07 June 2006

Questions Gladly Answered Here

Ted commented: "I think, oh Alpaca Guru, that it would be great if you did an anatomy lesson of an alpaca fleece. I keep hearing about this 'blanket' thingy, but have no idea why it's important."

I don't know that I really qualify for guru status, but I did a quick Google search (for alpaca fleece diagram, I think) and found this. In this particular diagram, the blanket is labeled as "saddle", which is an alternate term. The blanket area of the fleece is generally the area with the finest fiber and the fewest guard hairs. In high quality animals, the neck fleece is often comparable, and these prime areas when clipped are generally referred to as "firsts". The "firsts" are usually clipped first & bagged separately.

The "seconds" - usually the middle leg, apron, +/- neck - are then usually clipped and bagged separately. The "thirds" - lower leg, britch (usually), tail, belly, topknot - are generally either bagged separately or discarded, depending on quality. Some farms will only shear the blanket & belly (maybe the neck) for coolness in the summer, which is referred to as a "barrel clip". Aesthetically, I think this looks silly. It also leaves some potentially usable - not to mention potentially very warm - fleece on the animal during the summer months.

The reason guard hair content is important is that it affects the comfort level of the finished textile. As a rule of thumb, fibers of greater than 30 microns in diameter will make the wearer feel prickles when wearing the garment next to their skin, so the goal is to have as few of these coarse fibers as possible. This is why merino, which has a low average fiber diameter, can be worn next to the skin, while many other wools cannot.

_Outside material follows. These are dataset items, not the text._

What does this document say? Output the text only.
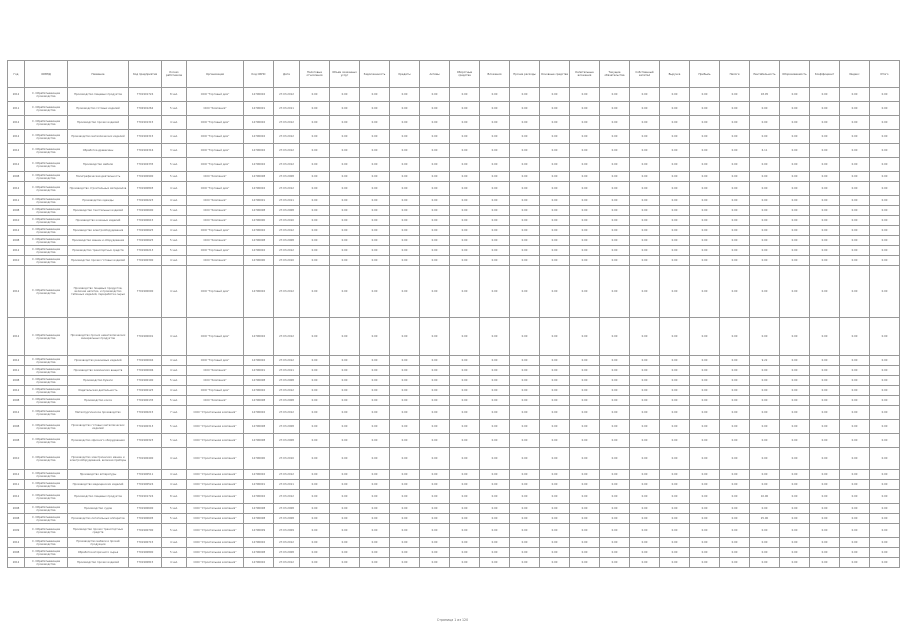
Год	ОКВЭД	Название	Код предприятия	Кол-во работников	Организация	Код ОКПО	Дата	Налоговые отчисления	Объем оказанных услуг	Задолженность	Кредиты	Активы	Оборотные средства	Вложения	Прочие расходы	Основные средства	Капитальные вложения	Текущие обязательства	Собственный капитал	Выручка	Прибыль	Налоги	Рентабельность	Оборачиваемость	Коэффициент	Индекс	Итого
2012	С. Обрабатывающие производства	Производство пищевых продуктов	7701901724	8 чел.	ООО "Торговый дом"	14790002	27.03.2012	0.00	0.00	0.00	0.00	0.00	0.00	0.00	0.00	0.00	0.00	0.00	0.00	0.00	0.00	0.00	18.05	0.00	0.00	0.00	0.00
2011	С. Обрабатывающие производства	Производство готовых изделий	7702901262	5 чел.	ООО "Компания"	14790001	27.03.2011	0.00	0.00	0.00	0.00	0.00	0.00	0.00	0.00	0.00	0.00	0.00	0.00	0.00	0.00	0.00	0.00	0.00	0.00	0.00	0.00
2012	С. Обрабатывающие производства	Производство прочих изделий	7701901315	4 чел.	ООО "Торговый дом"	14790002	27.03.2012	0.00	0.00	0.00	0.00	0.00	0.00	0.00	0.00	0.00	0.00	0.00	0.00	0.00	0.00	0.00	0.00	0.00	0.00	0.00	0.00
2012	С. Обрабатывающие производства	Производство металлических изделий	7701902315	4 чел.	ООО "Торговый дом"	14790002	27.03.2012	0.00	0.00	0.00	0.00	0.00	0.00	0.00	0.00	0.00	0.00	0.00	0.00	0.00	0.00	0.00	0.00	0.00	0.00	0.00	0.00
2012	С. Обрабатывающие производства	Обработка древесины	7701902316	3 чел.	ООО "Торговый дом"	14790002	27.03.2012	0.00	0.00	0.00	0.00	0.00	0.00	0.00	0.00	0.00	0.00	0.00	0.00	0.00	0.00	0.00	6.11	0.00	0.00	0.00	0.00
2012	С. Обрабатывающие производства	Производство мебели	7701902335	5 чел.	ООО "Торговый дом"	14790002	27.03.2012	0.00	0.00	0.00	0.00	0.00	0.00	0.00	0.00	0.00	0.00	0.00	0.00	0.00	0.00	0.00	0.00	0.00	0.00	0.00	0.00
2008	С. Обрабатывающие производства	Полиграфическая деятельность	7701900900	5 чел.	ООО "Компания"	14790008	27.03.2008	0.00	0.00	0.00	0.00	0.00	0.00	0.00	0.00	0.00	0.00	0.00	0.00	0.00	0.00	0.00	0.00	0.00	0.00	0.00	0.00
2012	С. Обрабатывающие производства	Производство строительных материалов	7701900803	4 чел.	ООО "Торговый дом"	14790002	27.03.2012	0.00	0.00	0.00	0.00	0.00	0.00	0.00	0.00	0.00	0.00	0.00	0.00	0.00	0.00	0.00	0.00	0.00	0.00	0.00	0.00
2011	С. Обрабатывающие производства	Производство одежды	7701900223	4 чел.	ООО "Компания"	14790001	27.03.2011	0.00	0.00	0.00	0.00	0.00	0.00	0.00	0.00	0.00	0.00	0.00	0.00	0.00	0.00	0.00	0.00	0.00	0.00	0.00	0.00
2008	С. Обрабатывающие производства	Производство текстильных изделий	7701900600	5 чел.	ООО "Компания"	14790008	27.03.2008	0.00	0.00	0.00	0.00	0.00	0.00	0.00	0.00	0.00	0.00	0.00	0.00	0.00	0.00	0.00	0.00	0.00	0.00	0.00	0.00
2010	С. Обрабатывающие производства	Производство кожаных изделий	7701900615	4 чел.	ООО "Компания"	14790000	27.03.2010	0.00	0.00	0.00	0.00	0.00	0.00	0.00	0.00	0.00	0.00	0.00	0.00	0.00	0.00	0.00	0.00	0.00	0.00	0.00	0.00
2012	С. Обрабатывающие производства	Производство электрооборудования	7701900625	4 чел.	ООО "Торговый дом"	14790002	27.03.2012	0.00	0.00	0.00	0.00	0.00	0.00	0.00	0.00	0.00	0.00	0.00	0.00	0.00	0.00	0.00	0.00	0.00	0.00	0.00	0.00
2008	С. Обрабатывающие производства	Производство машин и оборудования	7701900625	5 чел.	ООО "Компания"	14790008	27.03.2008	0.00	0.00	0.00	0.00	0.00	0.00	0.00	0.00	0.00	0.00	0.00	0.00	0.00	0.00	0.00	0.00	0.00	0.00	0.00	0.00
2012	С. Обрабатывающие производства	Производство транспортных средств	7701900213	5 чел.	ООО "Торговый дом"	14790002	27.03.2012	0.00	0.00	0.00	0.00	0.00	0.00	0.00	0.00	0.00	0.00	0.00	0.00	0.00	0.00	0.00	0.00	0.00	0.00	0.00	0.00
2010	С. Обрабатывающие производства	Производство прочих готовых изделий	7701900300	4 чел.	ООО "Компания"	14790000	27.03.2010	0.00	0.00	0.00	0.00	0.00	0.00	0.00	0.00	0.00	0.00	0.00	0.00	0.00	0.00	0.00	0.00	0.00	0.00	0.00	0.00
2012	С. Обрабатывающие производства	Производство пищевых продуктов, включая напитки, и производство табачных изделий, переработка сырья	7701900000	4 чел.	ООО "Торговый дом"	14790002	27.03.2012	0.00	0.00	0.00	0.00	0.00	0.00	0.00	0.00	0.00	0.00	0.00	0.00	0.00	0.00	0.00	0.00	0.00	0.00	0.00	0.00
2012	С. Обрабатывающие производства	Производство прочих неметаллических минеральных продуктов	7701900001	4 чел.	ООО "Торговый дом"	14790002	27.03.2012	0.00	0.00	0.00	0.00	0.00	0.00	0.00	0.00	0.00	0.00	0.00	0.00	0.00	0.00	0.00	0.00	0.00	0.00	0.00	0.00
2012	С. Обрабатывающие производства	Производство резиновых изделий	7701900004	4 чел.	ООО "Торговый дом"	14790002	27.03.2012	0.00	0.00	0.00	0.00	0.00	0.00	0.00	0.00	0.00	0.00	0.00	0.00	0.00	0.00	0.00	9.22	0.00	0.00	0.00	0.00
2011	С. Обрабатывающие производства	Производство химических веществ	7701900006	4 чел.	ООО "Компания"	14790001	27.03.2011	0.00	0.00	0.00	0.00	0.00	0.00	0.00	0.00	0.00	0.00	0.00	0.00	0.00	0.00	0.00	0.00	0.00	0.00	0.00	0.00
2008	С. Обрабатывающие производства	Производство бумаги	7701900100	5 чел.	ООО "Компания"	14790008	27.03.2008	0.00	0.00	0.00	0.00	0.00	0.00	0.00	0.00	0.00	0.00	0.00	0.00	0.00	0.00	0.00	0.00	0.00	0.00	0.00	0.00
2012	С. Обрабатывающие производства	Издательская деятельность	7701900125	4 чел.	ООО "Торговый дом"	14790002	27.03.2012	0.00	0.00	0.00	0.00	0.00	0.00	0.00	0.00	0.00	0.00	0.00	0.00	0.00	0.00	0.00	0.00	0.00	0.00	0.00	0.00
2008	С. Обрабатывающие производства	Производство кокса	7701900135	5 чел.	ООО "Компания"	14790008	27.03.2008	0.00	0.00	0.00	0.00	0.00	0.00	0.00	0.00	0.00	0.00	0.00	0.00	0.00	0.00	0.00	0.00	0.00	0.00	0.00	0.00
2012	С. Обрабатывающие производства	Металлургическое производство	7701900215	7 чел.	ООО "Строительная компания"	14790002	27.03.2012	0.00	0.00	0.00	0.00	0.00	0.00	0.00	0.00	0.00	0.00	0.00	0.00	0.00	0.00	0.00	0.00	0.00	0.00	0.00	0.00
2008	С. Обрабатывающие производства	Производство готовых металлических изделий	7701900313	5 чел.	ООО "Строительная компания"	14790008	27.03.2008	0.00	0.00	0.00	0.00	0.00	0.00	0.00	0.00	0.00	0.00	0.00	0.00	0.00	0.00	0.00	0.00	0.00	0.00	0.00	0.00
2008	С. Обрабатывающие производства	Производство офисного оборудования	7701900323	5 чел.	ООО "Строительная компания"	14790008	27.03.2008	0.00	0.00	0.00	0.00	0.00	0.00	0.00	0.00	0.00	0.00	0.00	0.00	0.00	0.00	0.00	0.00	0.00	0.00	0.00	0.00
2010	С. Обрабатывающие производства	Производство электрических машин и электрооборудования, включая приборы	7701900400	4 чел.	ООО "Строительная компания"	14790000	27.03.2010	0.00	0.00	0.00	0.00	0.00	0.00	0.00	0.00	0.00	0.00	0.00	0.00	0.00	0.00	0.00	0.00	0.00	0.00	0.00	0.00
2012	С. Обрабатывающие производства	Производство аппаратуры	7701900511	4 чел.	ООО "Строительная компания"	14790002	27.03.2012	0.00	0.00	0.00	0.00	0.00	0.00	0.00	0.00	0.00	0.00	0.00	0.00	0.00	0.00	0.00	0.00	0.00	0.00	0.00	0.00
2011	С. Обрабатывающие производства	Производство медицинских изделий	7701900524	4 чел.	ООО "Строительная компания"	14790001	27.03.2011	0.00	0.00	0.00	0.00	0.00	0.00	0.00	0.00	0.00	0.00	0.00	0.00	0.00	0.00	0.00	0.00	0.00	0.00	0.00	0.00
2012	С. Обрабатывающие производства	Производство пищевых продуктов	7701901724	8 чел.	ООО "Строительная компания"	14790002	27.03.2012	0.00	0.00	0.00	0.00	0.00	0.00	0.00	0.00	0.00	0.00	0.00	0.00	0.00	0.00	0.00	10.00	0.00	0.00	0.00	0.00
2008	С. Обрабатывающие производства	Производство судов	7701900600	5 чел.	ООО "Строительная компания"	14790008	27.03.2008	0.00	0.00	0.00	0.00	0.00	0.00	0.00	0.00	0.00	0.00	0.00	0.00	0.00	0.00	0.00	0.00	0.00	0.00	0.00	0.00
2008	С. Обрабатывающие производства	Производство летательных аппаратов	7701900605	5 чел.	ООО "Строительная компания"	14790008	27.03.2008	0.00	0.00	0.00	0.00	0.00	0.00	0.00	0.00	0.00	0.00	0.00	0.00	0.00	0.00	0.00	25.00	0.00	0.00	0.00	0.00
2009	С. Обрабатывающие производства	Производство прочих транспортных средств	7701900700	5 чел.	ООО "Строительная компания"	14790009	27.03.2009	0.00	0.00	0.00	0.00	0.00	0.00	0.00	0.00	0.00	0.00	0.00	0.00	0.00	0.00	0.00	0.00	0.00	0.00	0.00	0.00
2012	С. Обрабатывающие производства	Производство мебели и прочей продукции	7701900715	4 чел.	ООО "Строительная компания"	14790002	27.03.2012	0.00	0.00	0.00	0.00	0.00	0.00	0.00	0.00	0.00	0.00	0.00	0.00	0.00	0.00	0.00	0.00	0.00	0.00	0.00	0.00
2008	С. Обрабатывающие производства	Обработка вторичного сырья	7701900800	5 чел.	ООО "Строительная компания"	14790008	27.03.2008	0.00	0.00	0.00	0.00	0.00	0.00	0.00	0.00	0.00	0.00	0.00	0.00	0.00	0.00	0.00	0.00	0.00	0.00	0.00	0.00
2012	С. Обрабатывающие производства	Производство прочих изделий	7701900815	4 чел.	ООО "Строительная компания"	14790002	27.03.2012	0.00	0.00	0.00	0.00	0.00	0.00	0.00	0.00	0.00	0.00	0.00	0.00	0.00	0.00	0.00	0.00	0.00	0.00	0.00	0.00
Страница 1 из 120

Because in alpacas these larger diameter fibers are usually guard hairs, the fewer the better. Below 30 microns, hand feel is affected both by average fiber diameter and by scale structure on the individual fibers (All mammal hairs have scales, to greater or lesser degree, along the hair shaft - perhaps a little reminder of our reptilian origins?). An animal can have an average fiber diameter that is relatively higher, but if there are very few guard hairs and very few or very small scales on the individual fibers, then it will feel slicker and smoother to the touch than fiber that has a lower average diameter but either a greater percentage of guard hairs or more prominent or numerous scales on the individual fibers.

How's that for a primer?


Cheryl said...

Thanks for the lesson! Is it possible to separate the guard hairs from the rest, like in other fibers, or is it too much of a pain?

Anonymous said...

So, question #2 is: are there significant differences between baby alpaca and adult alpaca fleece? Is there an age in the critter's life when the fleece becomes coarse and doesn't have value in the garment market?

And if I were looking to buy a fleece, what would I look for? Does alpaca fleece exhibit weaknesses related to stress, like sheepwool will?

And I second Cheryl's question: does the fleece need to be dehaired?